Tentatively called Music and the Liberal Vision, my new monograph project explores how 19th-century British philosophical debates about knowing (certainty versus probability) underpinned nested discussions of faith, musical and literary aesthetics, and liberal ideals of hope. It studies the unpublished life writings and published treatises of a network of elite university, political and clerical families for whom musical passion was rooted in both highly competent musical training and in idealist conceptions. Recovering this neglected context supports my close readings of poetry, fiction, musical composition and painting in order to reveal how the representation of these interactive ideals served as an encoding for liberal beliefs and practices. The discovery of this elusive code has profound consequences for how we understand the arts of the period, political liberalism, idealist philosophy, and social work.
Also engaged in the field of digital humanities, I am co-directing the Sounding Victorian consortium with Sophie Fuller, leading the Sounding Tennyson project, and collaborating with Ewan Jones on the Tennyson collection hosted by the Cambridge Digital Library.
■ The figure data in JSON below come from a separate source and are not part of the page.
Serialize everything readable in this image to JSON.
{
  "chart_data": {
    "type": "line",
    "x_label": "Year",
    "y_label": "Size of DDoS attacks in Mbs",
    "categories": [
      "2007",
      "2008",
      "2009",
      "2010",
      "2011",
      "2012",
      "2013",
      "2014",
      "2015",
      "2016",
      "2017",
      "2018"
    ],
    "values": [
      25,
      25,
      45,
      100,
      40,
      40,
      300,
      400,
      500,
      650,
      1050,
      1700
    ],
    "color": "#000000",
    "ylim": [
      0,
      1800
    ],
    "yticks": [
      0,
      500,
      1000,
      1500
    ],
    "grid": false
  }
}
Together, the Tennyson projects are part of The Tennysons Archive, the first digital archival grouping of Tennyson items. The aspects of this digital work focused on presenting sound are internationally innovative, thanks to our collaboration with the Walter J. Ong, S.J., Center for Digital Humanities at Saint Louis University. Sounding Tennyson is the first project worldwide to use sound with IIIF and is providing the origin for multiple fixtures in the A/V group.
With Ewan Jones, I have begun a co-authored academic book, One Music: The Tennysons' Performance of Family Life, which explores poetry as a communal process of many people and multiple art forms.